The practice of Loving Inquiry teaches us that fear can only be surrendered to. We find the courage (heart) to surrender and accept when we stay emotionally open and heart-brain coherent. We literally slay the dragon with the emotion of love by asking ourselves what we are thinking we believe and then we do the contemplative questioning work of examining our belief systems to look for thinking-errors. Examples of these can be he is a bad father, I dislike all immigrants, woman are bad drivers, she died way too young, he will never amount to anything and she never let’s me get a word in. Only when we examine these beliefs will we be sure that we are not falling prey to false beliefs that create our pain and suffering in the world.
Suffering is rooted in separation and fear
In order to heal we need to move from separation to integration. In this way we no longer fragment and project but rather face our fears and in doing so dissolve them.
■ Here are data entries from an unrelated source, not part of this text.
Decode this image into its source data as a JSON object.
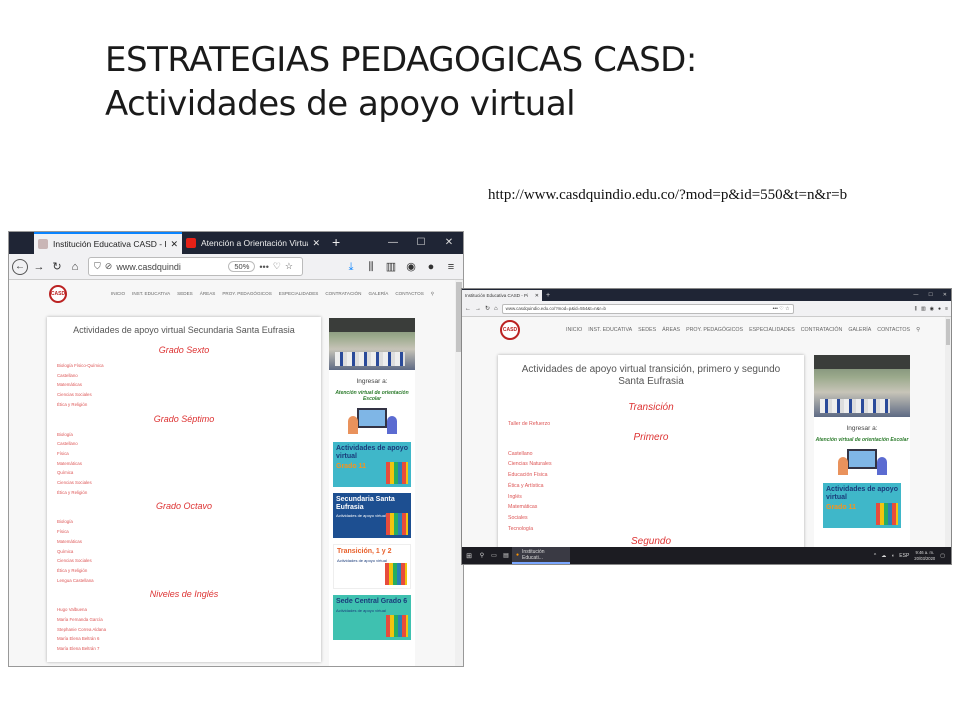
{
  "slide": {
    "title_line1": "ESTRATEGIAS PEDAGOGICAS CASD:",
    "title_line2": "Actividades de apoyo virtual",
    "url_caption": "http://www.casdquindio.edu.co/?mod=p&id=550&t=n&r=b"
  },
  "colors": {
    "accent_red": "#d33333",
    "tabbar": "#1f2535",
    "link": "#dd5555"
  },
  "shot1": {
    "tabs": [
      {
        "label": "Institución Educativa CASD - Pi"
      },
      {
        "label": "Atención a Orientación Virtual"
      }
    ],
    "url": "www.casdquindi",
    "zoom": "50%",
    "menu": [
      "INICIO",
      "INST. EDUCATIVA",
      "SEDES",
      "ÁREAS",
      "PROY. PEDAGÓGICOS",
      "ESPECIALIDADES",
      "CONTRATACIÓN",
      "GALERÍA",
      "CONTACTOS"
    ],
    "card_title": "Actividades de apoyo virtual Secundaria Santa Eufrasia",
    "sections": [
      {
        "grade": "Grado Sexto",
        "links": [
          "Biología Físico-Química",
          "Castellano",
          "Matemáticas",
          "Ciencias Sociales",
          "Ética y Religión"
        ]
      },
      {
        "grade": "Grado Séptimo",
        "links": [
          "Biología",
          "Castellano",
          "Física",
          "Matemáticas",
          "Química",
          "Ciencias Sociales",
          "Ética y Religión"
        ]
      },
      {
        "grade": "Grado Octavo",
        "links": [
          "Biología",
          "Física",
          "Matemáticas",
          "Química",
          "Ciencias Sociales",
          "Ética y Religión",
          "Lengua Castellana"
        ]
      },
      {
        "grade": "Niveles de Inglés",
        "links": [
          "Hugo Valbuena",
          "María Fernanda García",
          "Stephanie Correa Aldana",
          "María Elena Beltrán 6",
          "María Elena Beltrán 7"
        ]
      }
    ],
    "side": {
      "ingresar": "Ingresar a:",
      "atencion": "Atención virtual de orientación Escolar",
      "banner_actividades": "Actividades de apoyo virtual",
      "banner_actividades_grade": "Grado 11",
      "banner_secundaria": "Secundaria Santa Eufrasia",
      "banner_secundaria_sub": "Actividades de apoyo virtual",
      "banner_transicion": "Transición, 1 y 2",
      "banner_transicion_sub": "Actividades de apoyo virtual",
      "banner_sede": "Sede Central Grado 6",
      "banner_sede_sub": "Actividades de apoyo virtual"
    }
  },
  "shot2": {
    "tab": "Institución Educativa CASD - Pi",
    "url": "www.casdquindio.edu.co/?mod=p&id=554&t=n&r=b",
    "menu": [
      "INICIO",
      "INST. EDUCATIVA",
      "SEDES",
      "ÁREAS",
      "PROY. PEDAGÓGICOS",
      "ESPECIALIDADES",
      "CONTRATACIÓN",
      "GALERÍA",
      "CONTACTOS"
    ],
    "card_title": "Actividades de apoyo virtual transición, primero y segundo Santa Eufrasia",
    "sections": [
      {
        "grade": "Transición",
        "links": [
          "Taller de Refuerzo"
        ]
      },
      {
        "grade": "Primero",
        "links": [
          "Castellano",
          "Ciencias Naturales",
          "Educación Física",
          "Ética y Artística",
          "Inglés",
          "Matemáticas",
          "Sociales",
          "Tecnología"
        ]
      },
      {
        "grade": "Segundo",
        "links": []
      }
    ],
    "side": {
      "ingresar": "Ingresar a:",
      "atencion": "Atención virtual de orientación Escolar",
      "banner_actividades": "Actividades de apoyo virtual",
      "banner_actividades_grade": "Grado 11"
    },
    "taskbar": {
      "app_label": "Institución Educati...",
      "lang": "ESP",
      "time": "9:46 a. m.",
      "date": "20/03/2020"
    }
  }
}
Fear is by nature false evidence appearing real. Fear can appear real and it can feel, look and taste real but it is not necessarily true. This is where the process of Loving Inquiry becomes useful. We need to question what we think, feel and believe. This is how we heal. We heal by allowing the truth to set us free.
The world wars were Cain and Able all over again. Brother killing brother and we are still doing it today because of the lies of separation we believe. When we stop the separation fear of the other disintegrates. That is how you win world wars and end racism and that is how you cure anxiety. It is all the same. It is always a return to authenticity, connection and love. This is the work of Loving Inquiry.
The emotions of separation leading to fear:
- anger
- jealousy
- loneliness confusion
- superiority inferiority
- obsession with money, fame,
etc. - addiction to food, sex,
shopping etc. - blaming
- criticism
- resentment
- competitiveness
- depression
- righteousness
A return to Love
When we return to love we find inner peace. Healing begins in the body-heart-mind. The peace we experience on the inside becomes how we see the world on the outside and our harsh judgments of the other begin to melt away. Remembering who I am requires me to ask who I am without the stories in mind that I am believing.
The emotions of healing leading to Love:
- gratitude
- caring
- reverence
- trust
- appreciation
- patience
- contentment
- awe of the God and His Universe
- generosity
- integrity
- vulnerability
- courage
- openness
- kindness

Practicing Loving Inquiry
One of the ways we practice loving inquiry is through writing it down. Opening a Loving Inquiry and getting your true, sacred self, unhindered by the personality to respond to the inquiry you are compassionately making will set you free. When I am not running a life that is dictated to me by the environment (people, places, things, conversation, situations and events) I am truly free!
- Self-Awareness. When you become mindful that you are stressed, anxious, fearful or in pain. When you sense something you become self-aware and know that there is work to do.
- Self-Discipline. The Contemplative Pause. Is what I am believing true? The one is mightier than the sword. Write it down in real-time (real-ity). My thought is…….it makes me feel…..I want to do…….I am convinced I believe that……
- Self-Inquiry. What will happen if I start to think that……if I start to feel that…….I will do this……the real consequence for me will be………
- Self-Connection. Remember who you are. List 5 values and 5 deeper emotions (dig if you have to, use our emotions wheel).
- Self-Reflection. He/She/They are doing/have done/will do………because I judge them harshly.
- Self-Love. I am a (your best values)………..person who can choose compassion for………..because they have done their best even though I don’t like it. I don’t want to feel the way this makes me feel which is…………so I choose to feel…………because without this story in my body-heart-mind I am………….. and free! What other people do no longer imprisons me.
Start the practice of Loving Inquiry
You can start your own practice of Loving in Inquiry by yourself through using the worksheet. You can also Start the 42 session Paradigm Process self-paced online course where you will learn the art of Loving Inquiry and many other amazing tools, meditations and so on. If you are suffering from depression, personality, pain or mood issues you should consider coming to the Center for Healing and Life Transformation in South Africa. See what we treat here and make a plan to transform your life.
The practice of Loving Inquiry encourages emotional openness and the examination of personal belief systems to overcome fear and suffering. By questioning our thoughts and beliefs, we can dissolve false fears and promote healing. This approach fosters a return to love, inner peace, and self-awareness, ultimately leading to authentic connections and personal freedom.